相変わらずフローレンは盛況のようで、モーラも慌ただしく配膳をこなしている。
「……そういえば、リィズは居ないのか?」
デンゼルの手が一瞬止まる。
「ロキ。リィズに何の用だ?ああん?」
「賑わってるのに、モーラだけのようだから、少し気になっただけだ。娘のことになると、相変わらずだな。」
「うるせぇ。」
デンゼルは調理に戻ると、ロキに背を向けながら話しかけた。
「なんでも珍しい薬草が東の野原に生えてるってんで、店を手伝わねぇで今朝早く家を出てったんだよ。まったく、あの不良娘が。」
ふーんと、ロキは特に気を揉まずに居た。
すると、店のドアが開き1人の農夫が入ってくると、ロキの隣に座った。
「ようマシュー。」
デンゼルが挨拶すると、男は軽く手を挙げて返した。
黒く日焼けした額の汗をタオルで拭くと、マシューはデンゼルに料理を注文した。
「そういえばデンゼル。今朝早く、リィズがうちに来て、ツルハシを借りってたが、店に井戸でも掘るのか?」
「なんのことだ?」
マシューは、いつものように農作業をするため、納屋に農機具を取りに来ると、そこにリィズが作業服の姿でツルハシを貸して欲しいと頼みこんできたことを話した。

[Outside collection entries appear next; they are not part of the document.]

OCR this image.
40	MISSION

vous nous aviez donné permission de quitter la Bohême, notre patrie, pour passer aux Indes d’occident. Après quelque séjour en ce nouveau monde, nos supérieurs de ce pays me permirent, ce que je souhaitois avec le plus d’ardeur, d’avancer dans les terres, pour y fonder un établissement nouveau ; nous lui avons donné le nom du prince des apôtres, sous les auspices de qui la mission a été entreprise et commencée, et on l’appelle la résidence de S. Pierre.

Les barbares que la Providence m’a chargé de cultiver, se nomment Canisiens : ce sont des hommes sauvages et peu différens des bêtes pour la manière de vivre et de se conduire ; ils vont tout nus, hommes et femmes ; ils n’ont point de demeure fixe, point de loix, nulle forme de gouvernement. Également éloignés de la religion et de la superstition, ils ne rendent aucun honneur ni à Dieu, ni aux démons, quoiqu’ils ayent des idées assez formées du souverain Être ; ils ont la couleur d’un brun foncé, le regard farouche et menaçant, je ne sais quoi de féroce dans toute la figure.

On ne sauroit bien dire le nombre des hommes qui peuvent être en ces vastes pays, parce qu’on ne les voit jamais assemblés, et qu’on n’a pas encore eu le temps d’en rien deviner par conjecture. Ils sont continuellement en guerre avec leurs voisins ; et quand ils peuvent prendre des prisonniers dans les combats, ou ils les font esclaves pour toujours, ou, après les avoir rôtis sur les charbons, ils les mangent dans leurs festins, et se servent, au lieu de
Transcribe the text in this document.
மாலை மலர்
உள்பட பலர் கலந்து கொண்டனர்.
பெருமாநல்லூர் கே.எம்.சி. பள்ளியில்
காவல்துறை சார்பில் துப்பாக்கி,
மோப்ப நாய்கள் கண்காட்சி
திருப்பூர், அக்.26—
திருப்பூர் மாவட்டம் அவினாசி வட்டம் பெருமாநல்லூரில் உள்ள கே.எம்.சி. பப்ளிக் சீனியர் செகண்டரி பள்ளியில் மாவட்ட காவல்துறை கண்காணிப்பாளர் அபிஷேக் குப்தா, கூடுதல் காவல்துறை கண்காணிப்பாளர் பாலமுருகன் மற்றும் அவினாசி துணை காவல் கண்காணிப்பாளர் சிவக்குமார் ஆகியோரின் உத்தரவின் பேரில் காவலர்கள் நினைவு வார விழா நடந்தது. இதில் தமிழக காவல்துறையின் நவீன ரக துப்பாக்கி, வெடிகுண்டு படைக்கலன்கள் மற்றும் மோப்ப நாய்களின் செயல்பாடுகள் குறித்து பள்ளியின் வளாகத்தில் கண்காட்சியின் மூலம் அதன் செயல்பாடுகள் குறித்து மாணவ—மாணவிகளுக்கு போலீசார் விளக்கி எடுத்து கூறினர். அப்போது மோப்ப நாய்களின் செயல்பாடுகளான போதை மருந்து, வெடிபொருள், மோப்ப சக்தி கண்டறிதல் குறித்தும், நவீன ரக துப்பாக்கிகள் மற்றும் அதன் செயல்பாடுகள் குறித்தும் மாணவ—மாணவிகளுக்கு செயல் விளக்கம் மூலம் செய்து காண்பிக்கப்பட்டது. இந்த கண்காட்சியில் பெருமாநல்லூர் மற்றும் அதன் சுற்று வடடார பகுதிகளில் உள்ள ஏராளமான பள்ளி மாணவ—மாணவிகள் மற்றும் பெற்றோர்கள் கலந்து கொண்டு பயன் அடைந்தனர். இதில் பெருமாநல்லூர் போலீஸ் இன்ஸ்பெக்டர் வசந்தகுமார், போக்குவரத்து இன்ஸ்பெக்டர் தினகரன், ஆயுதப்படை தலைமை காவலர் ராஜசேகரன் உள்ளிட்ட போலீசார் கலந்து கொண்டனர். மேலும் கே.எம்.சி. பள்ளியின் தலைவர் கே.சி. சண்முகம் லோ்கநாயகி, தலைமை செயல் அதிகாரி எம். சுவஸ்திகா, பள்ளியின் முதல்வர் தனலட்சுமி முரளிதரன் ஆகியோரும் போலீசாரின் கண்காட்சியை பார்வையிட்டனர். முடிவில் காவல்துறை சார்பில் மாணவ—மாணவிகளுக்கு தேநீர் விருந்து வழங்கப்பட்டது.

「その時は、てっきりお前が店で何か作るのかと思って詳しくは聞かなかったが.なんだ、親子喧嘩でもしたのか?」
ガタン!!
マシューの話を聞いたロキは急にその場で立ち上がり、勢いで椅子が後ろに倒れ、店に音が響いた。
一瞬、店中が静まり返り、音のした方に視線が集まる。
「な、なんだよニイちゃん、急に。」
「おっさん。今の話本当か?」
「どうしたんだロキ?」
訳がわからないといった具合に、デンゼルとマシューは交互に見合った。
「リィズは東の鉱山に行ったんだ…」
ロキは、ボソリと口にする。
「東の鉱山?おいおい、ニィちゃん。あそこはもう、150年も前に閉鎖された廃鉱だぞ。そんな危ないところにリィズちゃんが行く訳ないだろ。」
「おい、ロキ。お前何を言って…、あ、おい!」
ロキはデンゼルやモーラ達に目もくれず、店を出ると直ぐに自分の店へに向かった。
あれだけ青く晴れ渡っていた空だったが、東の方にうっすらと灰色の雲が流れてくるのが見えていた。